Stefan Hofrichter (Allianz Global Head of Strategy and Global Economics) said, “In our view, its intrinsic value must be zero. A Bitcoin is a claim on nobody – in contrast to, for instance, sovereign bonds, equities or paper money – and it does not generate any income stream.” He also claimed that the mythical and unsubstantiated Bitcoin “bubble” would eventually burst, but said its global impact would be minimal, “Bitcoin’s demise would have few spillover effects on the ‘real world,’ since the market for this cryptocurrency is still quite small in size. As a result, we believe that the risks to financial stability stemming from bitcoin are negligible — at least as of today.”
Allianz Global is making some ridiculous claims regarding Bitcoin, but the simple math of the situation reduces these claims to dust. There is absolutely no chance of a $570 billion market being reduced to zero, because – as already stated – sheer supply and demand make this illogical.

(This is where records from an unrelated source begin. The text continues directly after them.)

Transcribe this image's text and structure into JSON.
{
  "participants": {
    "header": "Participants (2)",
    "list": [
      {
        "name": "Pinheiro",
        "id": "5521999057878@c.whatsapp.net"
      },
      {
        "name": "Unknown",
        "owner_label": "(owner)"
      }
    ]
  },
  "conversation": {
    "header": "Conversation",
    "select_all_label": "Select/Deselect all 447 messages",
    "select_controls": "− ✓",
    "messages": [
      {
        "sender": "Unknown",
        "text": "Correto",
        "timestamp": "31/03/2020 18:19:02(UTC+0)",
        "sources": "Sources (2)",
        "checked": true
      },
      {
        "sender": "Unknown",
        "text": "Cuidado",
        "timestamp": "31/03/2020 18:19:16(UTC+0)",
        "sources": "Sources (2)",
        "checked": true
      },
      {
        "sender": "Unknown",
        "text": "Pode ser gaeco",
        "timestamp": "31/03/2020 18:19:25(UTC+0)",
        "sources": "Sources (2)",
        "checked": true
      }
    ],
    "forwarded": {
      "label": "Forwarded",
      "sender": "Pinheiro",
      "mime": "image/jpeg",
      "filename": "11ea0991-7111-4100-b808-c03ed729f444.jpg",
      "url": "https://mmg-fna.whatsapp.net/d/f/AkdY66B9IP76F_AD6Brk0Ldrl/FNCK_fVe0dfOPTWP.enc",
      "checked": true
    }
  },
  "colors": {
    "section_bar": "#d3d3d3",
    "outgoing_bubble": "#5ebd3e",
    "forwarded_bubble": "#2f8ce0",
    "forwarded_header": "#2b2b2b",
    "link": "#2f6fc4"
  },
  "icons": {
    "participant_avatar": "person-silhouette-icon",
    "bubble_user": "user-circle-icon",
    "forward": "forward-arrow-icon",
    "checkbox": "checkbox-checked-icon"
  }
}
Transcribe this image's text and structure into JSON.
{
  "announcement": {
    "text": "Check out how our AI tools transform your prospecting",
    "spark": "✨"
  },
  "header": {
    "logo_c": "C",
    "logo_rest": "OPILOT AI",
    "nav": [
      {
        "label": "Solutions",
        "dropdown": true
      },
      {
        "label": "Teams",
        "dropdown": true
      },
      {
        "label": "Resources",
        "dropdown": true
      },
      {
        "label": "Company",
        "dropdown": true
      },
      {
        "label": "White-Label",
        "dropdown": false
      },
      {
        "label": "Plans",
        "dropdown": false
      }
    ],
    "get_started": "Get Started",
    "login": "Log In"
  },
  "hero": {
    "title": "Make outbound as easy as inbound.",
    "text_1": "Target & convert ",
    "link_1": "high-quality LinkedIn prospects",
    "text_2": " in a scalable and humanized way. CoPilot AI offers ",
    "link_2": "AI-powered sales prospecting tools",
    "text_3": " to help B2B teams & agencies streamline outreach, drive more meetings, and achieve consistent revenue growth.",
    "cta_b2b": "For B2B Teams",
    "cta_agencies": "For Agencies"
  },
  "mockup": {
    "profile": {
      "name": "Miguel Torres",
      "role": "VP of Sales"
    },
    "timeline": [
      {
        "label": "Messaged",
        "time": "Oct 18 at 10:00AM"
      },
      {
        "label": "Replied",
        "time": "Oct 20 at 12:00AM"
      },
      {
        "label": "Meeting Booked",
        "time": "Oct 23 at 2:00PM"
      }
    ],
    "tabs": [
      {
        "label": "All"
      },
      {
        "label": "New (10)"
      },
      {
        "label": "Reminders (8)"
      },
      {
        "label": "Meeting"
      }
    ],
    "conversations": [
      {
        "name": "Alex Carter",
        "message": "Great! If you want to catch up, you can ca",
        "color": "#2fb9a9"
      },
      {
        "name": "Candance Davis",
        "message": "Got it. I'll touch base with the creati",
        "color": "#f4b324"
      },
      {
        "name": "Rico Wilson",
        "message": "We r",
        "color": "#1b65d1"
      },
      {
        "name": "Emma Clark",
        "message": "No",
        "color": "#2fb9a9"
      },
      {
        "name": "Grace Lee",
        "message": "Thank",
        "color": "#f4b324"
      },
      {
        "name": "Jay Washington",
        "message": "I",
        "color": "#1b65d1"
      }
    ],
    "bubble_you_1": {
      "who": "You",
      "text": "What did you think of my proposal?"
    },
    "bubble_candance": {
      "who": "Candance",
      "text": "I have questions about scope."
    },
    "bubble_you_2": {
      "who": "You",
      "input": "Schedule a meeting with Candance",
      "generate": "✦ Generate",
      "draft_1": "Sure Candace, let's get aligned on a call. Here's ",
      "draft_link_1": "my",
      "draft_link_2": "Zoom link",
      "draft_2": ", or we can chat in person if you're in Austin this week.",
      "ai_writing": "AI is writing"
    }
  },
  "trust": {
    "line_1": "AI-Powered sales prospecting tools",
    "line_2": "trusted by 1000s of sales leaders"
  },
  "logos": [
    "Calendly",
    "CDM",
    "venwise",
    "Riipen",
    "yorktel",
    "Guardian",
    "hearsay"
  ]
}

Bitcoin Continues to Beat the Doubters!
There is no denying that the banking industry underestimated Bitcoin and what it is capable of. However, it’s still yet to change its stance, pursuing with a Bitcoin-bashing rhetoric that continues to lose ground. It’s reached a point where the baseless and unbacked condemnation of Bitcoin and the crypto market has become almost tiresome. This is especially true when it comes from analysts without a working knowledge of the technology, structure, and economic influence of cryptocurrencies.
Bitcoin might have had its doubters, deniers, and attackers, but the reality is that – in spite of a lack of banking industry backing – it’s a market that’s certainly here to stay!